Sub Koordinator Pengawas Wilayah Bina Marga Balai Pengelolaan Jalan (BPJ) Dinas Pekerjaan Umum Bina Marga dan Cipta Karya Provinsi Jawa Tengah Wilayah Purwodadi, Wimas Radit Sambodo, mengatakan pekerjaan tersebut memiliki nilai kontrak sekitar Rp2,4 miliar dengan durasi pelaksanaan 120 hari.
“Anggaran Rp2,4 miliar, waktu pelaksanaan 120 hari,” ujar Wimas saat dikonfirmasi, Rabu, 12 Agustus 2026.
Menurut Wimas, penanganan mencakup total sekitar 400 meter ruas jalan. Meski demikian, pekerjaan tidak dilakukan sepanjang ruas tersebut karena anggaran yang tersedia membuat pemerintah harus menentukan sejumlah titik prioritas.
“Total 400 meter, tapi spot-spot yang sudah dipilih dan ada yang cuma bongkar satu sisi,” jelasnya.
Menurutnya, penentuan lokasi perbaikan dilakukan berdasarkan tingkat kerawanan dan kondisi kerusakan jalan. Titik yang sering mengalami kerusakan ketika hujan menjadi prioritas untuk ditangani.

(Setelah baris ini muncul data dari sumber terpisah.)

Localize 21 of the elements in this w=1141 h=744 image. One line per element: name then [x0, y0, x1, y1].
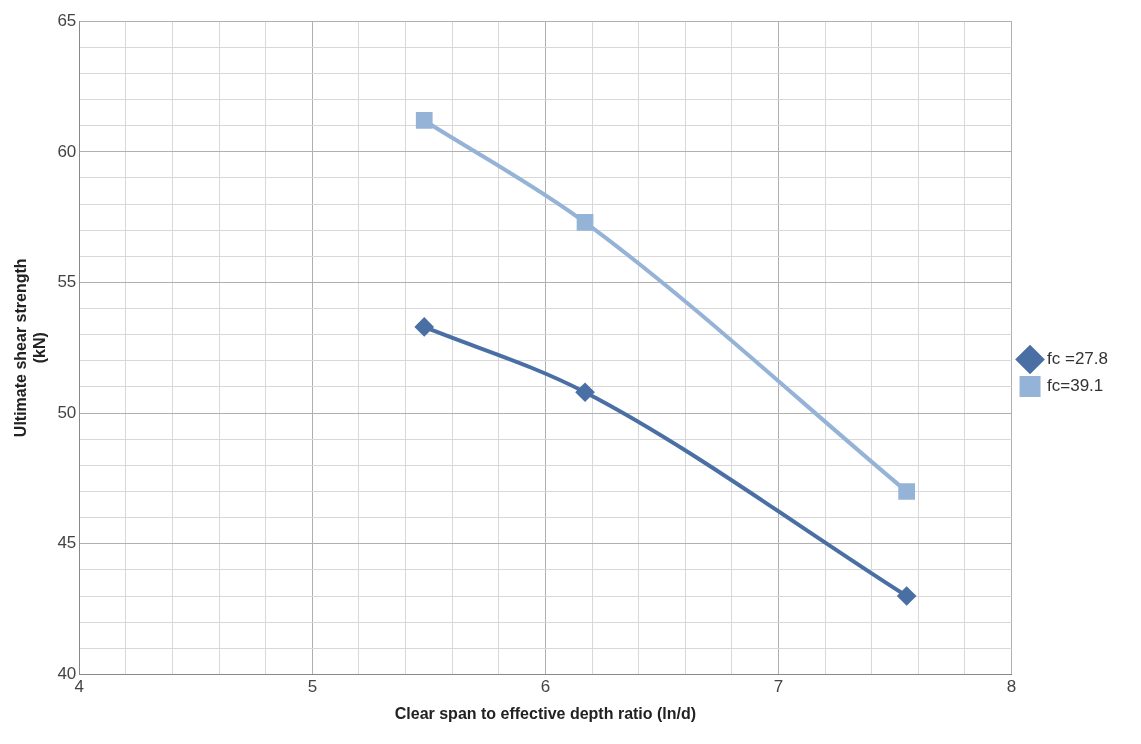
x-tick-label: 8	[1006, 677, 1017, 697]
point	[897, 587, 916, 606]
point	[415, 112, 433, 129]
y-tick-label: 40	[57, 664, 77, 684]
point	[415, 317, 434, 336]
y-tick-label: 45	[57, 533, 77, 553]
legend-label: fc=39.1	[1047, 376, 1104, 396]
x-axis-title: Clear span to effective depth ratio (ln/d)	[394, 704, 697, 722]
x-tick-label: 7	[773, 677, 784, 697]
legend-label: fc =27.8	[1047, 349, 1109, 369]
x-tick-label: 6	[540, 677, 551, 697]
x-tick-label: 4	[74, 677, 85, 697]
point	[576, 214, 594, 231]
y-tick-label: 55	[57, 272, 77, 292]
y-tick-label: 65	[57, 10, 77, 30]
point	[576, 383, 595, 402]
point	[898, 483, 916, 500]
y-axis-title: Ultimate shear strength (kN)	[12, 258, 49, 438]
x-tick-label: 5	[307, 677, 318, 697]
y-tick-label: 50	[57, 402, 77, 422]
y-tick-label: 60	[57, 141, 77, 161]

“Iya, fokus kita lokasi yang sering rusak ketika hujan. Pilih yang paling parah karena keterbatasan anggaran,” ungkapnya.
Salah satu lokasi yang mendapat penanganan khusus berada di Desa Bringin. Di titik tersebut, badan jalan mengalami ambles sehingga diperlukan konstruksi yang lebih kuat untuk mengatasi persoalan pada struktur jalan.
“Yang paling utama di daerah Bringin itu karena jalannya ambles, maka didesain pakai konstruksi bore pile,” katanya.
Ia menjelaskan penggunaan metode bore pile ditujukan untuk memperkuat struktur pada bagian jalan yang mengalami ambles.
Dengan konstruksi tersebut, penanganan diharapkan tidak hanya memperbaiki lapisan permukaan, tetapi juga mengatasi persoalan struktur yang menyebabkan jalan mengalami penurunan.